Here are five ideas to optimize your plant controls.
- Look at the changing technology. As developments to procedures and material designs advance, there will be more demand for additional ingredients, whether it be hydrated lime, liquid anti-strip, foaming chemistries, rejuvenators, modifiers, recycled asphalt product (RAP), and others. If your existing control system is a relic of the past or lacks support, it might prevent you from incorporating elements and integrating equipment correctly. It may also require a large upfront cost from the manufacturer—you—to make the modification. You certainly don’t want to cut corners to install components in a cobbled-up manner that introduces maintenance problems, or quality and efficiency complications.
- Also consider your blending technology. Have you ever had to wait for the extraction and gradation tests to “tweak” your liquid asphalt cement (AC) percentage? If your operations are like many plants, production cannot begin with confidence—particularly on federally funded jobs—until the first run of mix is checked for AC content and gradation. In some cases, people are adjusting the mix every day or certainly every week. If you can avoid this with reliable, real-time data from your blending controls, you can begin each production day with assurance. A comprehensive blending computer control can help your facility produce mix designs that are on target.
- Regarding start-up times, consider the start-up and shutdown mix going to the waste pile at your plant. It’s not unusual for many contractors to report 100 tons or more a week in “pulldown piles.” This turns into real waste because the AC extractions are all over the place, meaning it can’t easily be metered back in as recycle. If you can minimize hot stops and starts with precise production and accurate silo inventories, you can reduce the waste going to the pulldown pile.
- As previously mentioned, some of these conditions should be set for automatic alerting. For example, not all producers remember to calibrate their belt scales on a regular basis. This is something that needs to be done more than once a year. A system like the Accu-Track™ Advantage from Stansteel has a built-in calibration deviation alert that notifies the plant operator when a belt scale or liquid AC metering deviates from setpoint.

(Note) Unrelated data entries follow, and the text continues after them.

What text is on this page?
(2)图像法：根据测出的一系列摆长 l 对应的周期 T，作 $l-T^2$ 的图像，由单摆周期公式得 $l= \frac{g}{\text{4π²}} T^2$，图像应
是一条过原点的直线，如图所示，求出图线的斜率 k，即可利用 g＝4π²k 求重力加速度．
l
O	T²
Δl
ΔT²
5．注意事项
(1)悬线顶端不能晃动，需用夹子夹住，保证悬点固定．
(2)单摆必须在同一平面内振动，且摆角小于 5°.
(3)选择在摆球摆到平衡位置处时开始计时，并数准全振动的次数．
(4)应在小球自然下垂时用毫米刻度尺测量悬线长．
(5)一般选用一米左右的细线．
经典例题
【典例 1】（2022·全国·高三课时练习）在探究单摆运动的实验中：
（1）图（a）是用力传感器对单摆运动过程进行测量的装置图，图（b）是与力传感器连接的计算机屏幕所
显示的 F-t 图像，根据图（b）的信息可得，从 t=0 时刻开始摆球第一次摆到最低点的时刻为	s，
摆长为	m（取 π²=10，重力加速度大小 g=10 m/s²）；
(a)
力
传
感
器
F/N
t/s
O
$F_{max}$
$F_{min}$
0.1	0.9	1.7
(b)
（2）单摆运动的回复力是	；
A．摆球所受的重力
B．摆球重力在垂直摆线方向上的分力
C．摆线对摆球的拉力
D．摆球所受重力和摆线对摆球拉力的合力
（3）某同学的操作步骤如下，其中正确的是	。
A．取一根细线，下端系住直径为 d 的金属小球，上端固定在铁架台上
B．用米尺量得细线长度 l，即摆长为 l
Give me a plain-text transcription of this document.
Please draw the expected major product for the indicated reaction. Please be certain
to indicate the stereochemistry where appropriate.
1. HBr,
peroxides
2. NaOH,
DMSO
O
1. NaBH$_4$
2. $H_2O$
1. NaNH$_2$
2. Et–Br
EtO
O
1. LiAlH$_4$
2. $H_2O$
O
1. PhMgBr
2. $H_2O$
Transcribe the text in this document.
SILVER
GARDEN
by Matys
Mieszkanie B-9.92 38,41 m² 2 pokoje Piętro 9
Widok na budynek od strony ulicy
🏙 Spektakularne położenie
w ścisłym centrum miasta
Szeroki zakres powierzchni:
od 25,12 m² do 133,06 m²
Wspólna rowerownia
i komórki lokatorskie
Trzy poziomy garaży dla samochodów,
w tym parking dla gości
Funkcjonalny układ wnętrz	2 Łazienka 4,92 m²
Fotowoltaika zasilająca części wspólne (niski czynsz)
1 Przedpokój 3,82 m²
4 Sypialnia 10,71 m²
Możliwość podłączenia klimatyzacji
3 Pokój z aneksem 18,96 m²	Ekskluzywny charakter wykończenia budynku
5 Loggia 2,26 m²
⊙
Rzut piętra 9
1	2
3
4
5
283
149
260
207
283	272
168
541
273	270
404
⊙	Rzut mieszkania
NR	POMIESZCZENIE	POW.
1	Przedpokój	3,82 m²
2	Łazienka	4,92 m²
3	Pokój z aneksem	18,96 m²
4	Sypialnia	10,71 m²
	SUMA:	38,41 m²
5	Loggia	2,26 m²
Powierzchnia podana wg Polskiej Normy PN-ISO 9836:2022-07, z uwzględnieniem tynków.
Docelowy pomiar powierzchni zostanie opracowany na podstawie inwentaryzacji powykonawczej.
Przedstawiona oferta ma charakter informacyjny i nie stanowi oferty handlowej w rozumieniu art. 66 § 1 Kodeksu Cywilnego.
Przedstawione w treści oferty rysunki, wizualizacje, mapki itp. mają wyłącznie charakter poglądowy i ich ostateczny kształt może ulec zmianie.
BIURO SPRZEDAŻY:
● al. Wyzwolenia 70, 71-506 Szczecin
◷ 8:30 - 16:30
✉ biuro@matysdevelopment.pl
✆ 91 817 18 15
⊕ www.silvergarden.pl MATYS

- A modern way to “alarm” your plant in the event of a feeder no-flow, a fines or dust-plug situation, an empty AC tank, a high-level alert in a silo, and so on is crucial. With a general industry condition of fewer plant operators and grounds people, personnel have many tasks to take care of in a day. It has become extremely challenging to watch and monitor plant operations in addition to managing truck traffic, loader functions and communication expectations. With the advanced and sophisticated controls available, like the Accu-Track Advantage, the systems monitor hundreds of points on the plant multiple times per second. Any upset will either provide an alarm or sequentially shut the plant down, depending on how critical it is to the operation and integrity of the mix.